When trying to learn coding some deep learning problems, you can bump across quite a few (python) frameworks. Personally, I started with Keras, being the easiest, but then I was curious how others work.
So, as an exercise, I implemented the same problem in several frameworks trying to make it work exactly the same (as in take same input, give same output and implement the same kind of neural network inside).
The starting point for me with Deep Learning in general was quite a good introductory book “Deep Learning for Python” by Keras author Francois Chollet. Therefore, my Keras code follows instructions from the book, while the subsequent implementations in other frameworks I did myself trying to mimic what’s done already in Keras – small exercise in getting to know different APIs 🙂
I used the IMDB review classification problem (trying to figure out positive/negative reviews given their text). Implementing a simple MLP network with 2 hidden layers.
I tested the following, implementing the same IMDB problem in all:
- Keras 2.2.4 [library homepage] [code]
- TensorFlow 1.x [library homepage] [code]
- TensorFlow 2.0 release candidate (Subclassing API) [library homepage] [code]
- PyTorch 1.2 [library homepage] [code]
All source code is available in Jupyter notebooks on GitHub, I ran it using python 3.7.
My general personal thoughts are that Keras is by far best for quick prototyping and doing many many experiments after which you might need to revisit some again (ie. code is simple and readable). At work, I often need to test many cases/architectures/configurations for a client, jump to another project and maybe few weeks later come back to my old experiments to continue or pick something for final deliverable.. so readability of code and being able to quickly recall what I actually did is nice.

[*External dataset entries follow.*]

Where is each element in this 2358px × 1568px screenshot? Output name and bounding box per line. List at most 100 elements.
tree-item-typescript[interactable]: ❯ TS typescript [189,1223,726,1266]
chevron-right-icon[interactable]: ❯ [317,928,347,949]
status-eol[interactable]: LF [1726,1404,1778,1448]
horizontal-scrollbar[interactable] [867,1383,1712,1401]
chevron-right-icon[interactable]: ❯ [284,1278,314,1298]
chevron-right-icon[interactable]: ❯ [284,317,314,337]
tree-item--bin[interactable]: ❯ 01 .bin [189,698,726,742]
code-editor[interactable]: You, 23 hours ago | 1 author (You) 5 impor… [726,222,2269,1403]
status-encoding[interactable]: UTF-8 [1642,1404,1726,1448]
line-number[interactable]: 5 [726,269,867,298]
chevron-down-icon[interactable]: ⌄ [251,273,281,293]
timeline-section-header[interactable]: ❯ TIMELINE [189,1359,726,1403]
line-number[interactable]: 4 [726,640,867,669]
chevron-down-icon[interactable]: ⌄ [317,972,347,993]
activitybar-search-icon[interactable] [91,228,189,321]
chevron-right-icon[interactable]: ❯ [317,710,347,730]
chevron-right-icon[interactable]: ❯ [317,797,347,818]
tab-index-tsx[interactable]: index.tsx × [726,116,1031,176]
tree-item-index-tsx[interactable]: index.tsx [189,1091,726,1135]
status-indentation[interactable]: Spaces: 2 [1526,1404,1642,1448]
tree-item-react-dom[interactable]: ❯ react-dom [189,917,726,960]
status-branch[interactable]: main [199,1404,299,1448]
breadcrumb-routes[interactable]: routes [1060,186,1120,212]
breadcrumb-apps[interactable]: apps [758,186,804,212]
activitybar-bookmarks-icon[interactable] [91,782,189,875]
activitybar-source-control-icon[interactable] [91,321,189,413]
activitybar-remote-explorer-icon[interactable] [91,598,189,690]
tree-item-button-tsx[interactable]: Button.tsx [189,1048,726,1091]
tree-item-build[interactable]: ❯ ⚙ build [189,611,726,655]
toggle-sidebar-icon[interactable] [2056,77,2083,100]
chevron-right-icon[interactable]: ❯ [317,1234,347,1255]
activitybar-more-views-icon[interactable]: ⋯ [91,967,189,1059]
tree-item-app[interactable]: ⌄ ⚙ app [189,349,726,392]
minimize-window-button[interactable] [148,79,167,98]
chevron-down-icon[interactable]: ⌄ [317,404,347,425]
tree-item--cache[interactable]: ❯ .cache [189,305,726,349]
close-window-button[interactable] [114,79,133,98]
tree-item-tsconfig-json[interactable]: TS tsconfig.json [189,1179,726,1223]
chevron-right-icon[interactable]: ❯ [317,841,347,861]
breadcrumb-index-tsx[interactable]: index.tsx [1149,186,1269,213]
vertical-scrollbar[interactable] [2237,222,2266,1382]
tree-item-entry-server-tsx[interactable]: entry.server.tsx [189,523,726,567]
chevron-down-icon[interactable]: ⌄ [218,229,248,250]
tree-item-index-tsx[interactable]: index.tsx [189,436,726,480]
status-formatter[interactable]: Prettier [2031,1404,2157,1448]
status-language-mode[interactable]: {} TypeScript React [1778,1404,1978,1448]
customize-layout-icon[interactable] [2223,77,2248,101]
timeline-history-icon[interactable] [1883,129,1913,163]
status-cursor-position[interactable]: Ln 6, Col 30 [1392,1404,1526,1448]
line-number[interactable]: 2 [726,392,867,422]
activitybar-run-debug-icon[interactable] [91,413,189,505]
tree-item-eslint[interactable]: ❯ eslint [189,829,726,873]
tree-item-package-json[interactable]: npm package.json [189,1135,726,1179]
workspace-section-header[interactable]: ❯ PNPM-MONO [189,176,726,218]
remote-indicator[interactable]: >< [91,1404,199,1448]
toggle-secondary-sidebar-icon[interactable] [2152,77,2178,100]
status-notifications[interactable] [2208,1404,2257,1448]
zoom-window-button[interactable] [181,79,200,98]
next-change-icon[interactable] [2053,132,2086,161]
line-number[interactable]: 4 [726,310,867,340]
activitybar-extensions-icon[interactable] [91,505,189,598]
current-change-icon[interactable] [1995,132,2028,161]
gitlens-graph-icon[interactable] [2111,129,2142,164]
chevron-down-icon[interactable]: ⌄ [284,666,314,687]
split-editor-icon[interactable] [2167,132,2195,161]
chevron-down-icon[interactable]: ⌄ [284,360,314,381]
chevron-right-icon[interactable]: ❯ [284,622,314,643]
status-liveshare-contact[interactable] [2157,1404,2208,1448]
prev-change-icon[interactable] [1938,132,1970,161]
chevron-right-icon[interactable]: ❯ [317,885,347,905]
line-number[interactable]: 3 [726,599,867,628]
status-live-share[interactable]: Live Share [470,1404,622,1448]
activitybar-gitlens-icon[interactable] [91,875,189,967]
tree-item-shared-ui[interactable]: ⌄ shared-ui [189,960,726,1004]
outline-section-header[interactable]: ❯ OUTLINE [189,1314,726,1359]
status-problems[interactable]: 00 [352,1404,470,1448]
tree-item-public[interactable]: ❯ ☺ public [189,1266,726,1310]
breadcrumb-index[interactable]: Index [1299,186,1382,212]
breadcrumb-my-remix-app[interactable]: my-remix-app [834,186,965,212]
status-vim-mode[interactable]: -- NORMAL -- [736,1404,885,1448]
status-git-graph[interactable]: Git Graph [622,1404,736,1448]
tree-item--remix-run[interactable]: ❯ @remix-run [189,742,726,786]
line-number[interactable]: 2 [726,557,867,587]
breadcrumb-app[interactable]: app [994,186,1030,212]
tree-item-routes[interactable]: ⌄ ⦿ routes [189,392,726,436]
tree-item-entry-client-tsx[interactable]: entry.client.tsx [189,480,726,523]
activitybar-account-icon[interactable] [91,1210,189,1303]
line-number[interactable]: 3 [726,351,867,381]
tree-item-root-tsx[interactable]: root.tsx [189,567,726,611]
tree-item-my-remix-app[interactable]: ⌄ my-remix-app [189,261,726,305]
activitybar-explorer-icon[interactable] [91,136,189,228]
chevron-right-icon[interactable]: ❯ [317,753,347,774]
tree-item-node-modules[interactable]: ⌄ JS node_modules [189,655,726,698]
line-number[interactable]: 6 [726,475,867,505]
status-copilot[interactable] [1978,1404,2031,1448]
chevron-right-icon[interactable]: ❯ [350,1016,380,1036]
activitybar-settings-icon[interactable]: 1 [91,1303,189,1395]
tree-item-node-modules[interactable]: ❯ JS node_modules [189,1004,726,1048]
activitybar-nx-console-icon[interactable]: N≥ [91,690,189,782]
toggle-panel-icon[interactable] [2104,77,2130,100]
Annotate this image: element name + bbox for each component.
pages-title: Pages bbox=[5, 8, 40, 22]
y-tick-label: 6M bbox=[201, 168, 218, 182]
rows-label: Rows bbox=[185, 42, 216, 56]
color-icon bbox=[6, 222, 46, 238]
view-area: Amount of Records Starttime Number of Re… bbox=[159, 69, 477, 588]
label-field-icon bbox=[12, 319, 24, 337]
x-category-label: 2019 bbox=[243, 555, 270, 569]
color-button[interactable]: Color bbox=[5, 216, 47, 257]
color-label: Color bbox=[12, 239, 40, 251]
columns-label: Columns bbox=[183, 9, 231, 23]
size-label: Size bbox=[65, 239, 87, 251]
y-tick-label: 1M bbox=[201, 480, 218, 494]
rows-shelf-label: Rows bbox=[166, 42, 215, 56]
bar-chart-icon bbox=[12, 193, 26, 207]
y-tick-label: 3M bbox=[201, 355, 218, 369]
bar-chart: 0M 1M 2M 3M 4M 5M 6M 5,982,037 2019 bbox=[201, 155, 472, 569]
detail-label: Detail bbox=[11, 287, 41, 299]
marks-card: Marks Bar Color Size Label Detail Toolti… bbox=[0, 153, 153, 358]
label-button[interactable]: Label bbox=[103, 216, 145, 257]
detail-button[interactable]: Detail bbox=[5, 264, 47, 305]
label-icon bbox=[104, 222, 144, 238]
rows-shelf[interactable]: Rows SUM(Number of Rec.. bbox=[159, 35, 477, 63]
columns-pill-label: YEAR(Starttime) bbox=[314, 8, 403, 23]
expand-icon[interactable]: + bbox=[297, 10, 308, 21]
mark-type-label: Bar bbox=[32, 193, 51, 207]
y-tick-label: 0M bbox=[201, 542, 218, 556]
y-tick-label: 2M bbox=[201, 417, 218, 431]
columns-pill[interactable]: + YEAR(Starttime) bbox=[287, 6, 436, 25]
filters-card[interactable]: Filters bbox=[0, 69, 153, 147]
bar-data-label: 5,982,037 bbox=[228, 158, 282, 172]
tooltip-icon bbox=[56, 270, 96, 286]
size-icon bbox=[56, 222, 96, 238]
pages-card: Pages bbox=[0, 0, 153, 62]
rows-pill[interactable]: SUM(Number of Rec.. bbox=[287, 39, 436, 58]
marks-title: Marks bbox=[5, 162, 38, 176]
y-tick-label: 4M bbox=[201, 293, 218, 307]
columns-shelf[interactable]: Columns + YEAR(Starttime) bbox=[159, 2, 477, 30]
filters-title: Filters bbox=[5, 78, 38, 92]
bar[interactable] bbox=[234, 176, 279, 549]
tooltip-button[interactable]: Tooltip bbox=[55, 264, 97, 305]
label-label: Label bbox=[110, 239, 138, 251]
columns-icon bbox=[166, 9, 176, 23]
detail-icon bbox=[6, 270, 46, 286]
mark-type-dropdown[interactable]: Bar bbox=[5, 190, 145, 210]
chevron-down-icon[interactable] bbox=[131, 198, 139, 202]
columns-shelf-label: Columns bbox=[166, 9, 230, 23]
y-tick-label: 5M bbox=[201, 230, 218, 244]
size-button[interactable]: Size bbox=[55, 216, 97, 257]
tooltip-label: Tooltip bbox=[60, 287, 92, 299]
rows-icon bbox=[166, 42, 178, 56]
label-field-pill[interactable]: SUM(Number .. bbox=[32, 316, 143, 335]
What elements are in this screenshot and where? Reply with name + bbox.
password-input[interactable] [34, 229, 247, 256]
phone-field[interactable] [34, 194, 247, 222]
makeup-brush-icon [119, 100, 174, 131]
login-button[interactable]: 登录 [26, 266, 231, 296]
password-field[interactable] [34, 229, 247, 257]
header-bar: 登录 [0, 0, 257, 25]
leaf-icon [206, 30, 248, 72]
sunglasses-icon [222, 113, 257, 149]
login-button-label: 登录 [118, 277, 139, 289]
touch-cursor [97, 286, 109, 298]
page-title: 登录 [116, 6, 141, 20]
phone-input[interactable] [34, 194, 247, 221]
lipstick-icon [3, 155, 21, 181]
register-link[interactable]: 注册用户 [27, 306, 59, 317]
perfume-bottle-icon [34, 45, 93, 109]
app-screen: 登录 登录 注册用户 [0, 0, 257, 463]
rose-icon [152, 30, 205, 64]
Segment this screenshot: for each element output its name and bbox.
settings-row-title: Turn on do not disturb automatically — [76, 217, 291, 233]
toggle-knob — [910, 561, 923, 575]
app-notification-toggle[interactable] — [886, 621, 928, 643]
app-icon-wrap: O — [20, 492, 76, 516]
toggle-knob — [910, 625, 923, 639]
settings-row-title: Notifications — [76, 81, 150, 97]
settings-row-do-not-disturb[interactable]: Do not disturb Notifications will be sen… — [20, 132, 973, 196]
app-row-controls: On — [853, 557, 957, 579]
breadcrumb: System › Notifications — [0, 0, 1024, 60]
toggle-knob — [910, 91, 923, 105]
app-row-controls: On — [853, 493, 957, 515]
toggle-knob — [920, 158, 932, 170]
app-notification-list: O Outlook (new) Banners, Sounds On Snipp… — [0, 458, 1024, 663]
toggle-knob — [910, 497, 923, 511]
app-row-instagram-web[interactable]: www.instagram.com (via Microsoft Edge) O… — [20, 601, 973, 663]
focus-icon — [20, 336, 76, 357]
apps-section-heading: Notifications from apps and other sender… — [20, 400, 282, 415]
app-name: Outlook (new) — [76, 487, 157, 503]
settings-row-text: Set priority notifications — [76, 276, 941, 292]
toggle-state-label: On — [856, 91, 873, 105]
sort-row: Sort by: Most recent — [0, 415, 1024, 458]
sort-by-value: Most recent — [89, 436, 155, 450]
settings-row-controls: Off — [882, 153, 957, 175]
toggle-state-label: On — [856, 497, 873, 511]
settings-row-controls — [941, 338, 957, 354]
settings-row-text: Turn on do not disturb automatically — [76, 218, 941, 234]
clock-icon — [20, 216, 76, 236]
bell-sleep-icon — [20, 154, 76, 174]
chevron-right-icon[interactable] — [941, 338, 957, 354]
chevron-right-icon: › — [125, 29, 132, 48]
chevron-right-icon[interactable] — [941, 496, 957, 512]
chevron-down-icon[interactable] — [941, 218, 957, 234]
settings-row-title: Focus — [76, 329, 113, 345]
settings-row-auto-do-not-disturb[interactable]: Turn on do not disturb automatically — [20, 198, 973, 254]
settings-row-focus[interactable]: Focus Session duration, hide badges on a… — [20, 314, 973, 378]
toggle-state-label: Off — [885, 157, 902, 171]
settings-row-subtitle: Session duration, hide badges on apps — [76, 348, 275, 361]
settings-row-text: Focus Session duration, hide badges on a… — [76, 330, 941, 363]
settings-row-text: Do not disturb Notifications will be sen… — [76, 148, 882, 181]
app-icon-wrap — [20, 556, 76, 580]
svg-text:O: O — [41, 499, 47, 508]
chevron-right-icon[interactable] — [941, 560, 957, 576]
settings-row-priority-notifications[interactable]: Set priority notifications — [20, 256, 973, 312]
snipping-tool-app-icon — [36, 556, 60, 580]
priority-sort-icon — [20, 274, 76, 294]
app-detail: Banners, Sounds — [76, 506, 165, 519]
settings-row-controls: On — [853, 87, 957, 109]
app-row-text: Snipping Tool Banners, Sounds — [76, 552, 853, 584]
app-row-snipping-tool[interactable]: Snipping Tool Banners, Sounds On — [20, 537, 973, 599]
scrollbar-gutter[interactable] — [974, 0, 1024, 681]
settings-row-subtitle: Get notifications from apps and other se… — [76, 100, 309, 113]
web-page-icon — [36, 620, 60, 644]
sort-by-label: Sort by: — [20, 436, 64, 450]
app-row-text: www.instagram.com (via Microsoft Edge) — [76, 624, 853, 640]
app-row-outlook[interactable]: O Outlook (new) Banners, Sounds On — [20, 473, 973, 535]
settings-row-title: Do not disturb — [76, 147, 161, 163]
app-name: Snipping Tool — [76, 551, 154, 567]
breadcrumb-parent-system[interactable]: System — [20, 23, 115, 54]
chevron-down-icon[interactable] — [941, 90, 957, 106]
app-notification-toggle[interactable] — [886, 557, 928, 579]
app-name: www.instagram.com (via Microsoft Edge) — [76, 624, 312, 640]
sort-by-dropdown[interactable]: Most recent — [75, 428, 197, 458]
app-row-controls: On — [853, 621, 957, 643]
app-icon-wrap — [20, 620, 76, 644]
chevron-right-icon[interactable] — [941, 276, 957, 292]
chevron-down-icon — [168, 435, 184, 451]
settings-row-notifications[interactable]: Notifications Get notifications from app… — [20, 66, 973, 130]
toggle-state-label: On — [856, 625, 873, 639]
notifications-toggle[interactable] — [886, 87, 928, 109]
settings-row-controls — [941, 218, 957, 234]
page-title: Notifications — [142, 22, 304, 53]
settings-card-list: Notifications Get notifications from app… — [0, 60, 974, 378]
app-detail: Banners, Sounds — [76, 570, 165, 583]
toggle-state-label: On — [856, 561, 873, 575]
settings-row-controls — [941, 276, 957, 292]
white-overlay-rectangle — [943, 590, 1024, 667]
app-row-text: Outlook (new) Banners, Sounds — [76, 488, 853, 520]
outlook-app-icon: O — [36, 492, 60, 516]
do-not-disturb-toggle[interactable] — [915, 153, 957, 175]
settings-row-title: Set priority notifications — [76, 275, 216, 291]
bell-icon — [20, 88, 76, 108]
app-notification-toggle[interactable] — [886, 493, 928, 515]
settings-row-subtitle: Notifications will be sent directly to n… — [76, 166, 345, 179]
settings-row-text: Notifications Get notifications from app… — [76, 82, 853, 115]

Of course, I looked at other frameworks for a reason. Keras is high-level, so when I need more flexibility and control to implement something custom then might need to go elsewhere. The almost legacy now TensorFlow 1.x is truly a pain to debug, very unintuitive in comparison to any other python framework/library. PyTorch has a more interesting approach but I found it not as good documented and after learning both Keras and TensorFlow 1.x quite annoying actually :p Finally, TensorFlow 2.x is basically trying to steal the best tricks from everybody, fully integrated Keras and than for more control it adopted PyTorch-like approach with defining the model through subclassing etc. At the moment of writing this TF2 is still beta / release candidate, so I would say needs time to mature (e.g. I’m getting lots of warnings when running under Windows even the basic TF2 subclassing example, the documentation even tho improved I still find lacking etc.). Overall tho, I think its a good direction.
ps. my opinion could be a bit biased towards Keras because by the time I started with TensorFlow/PyTorch I already went through the entire Chollet book implementing everything and I used Keras for some problems at work with clients too.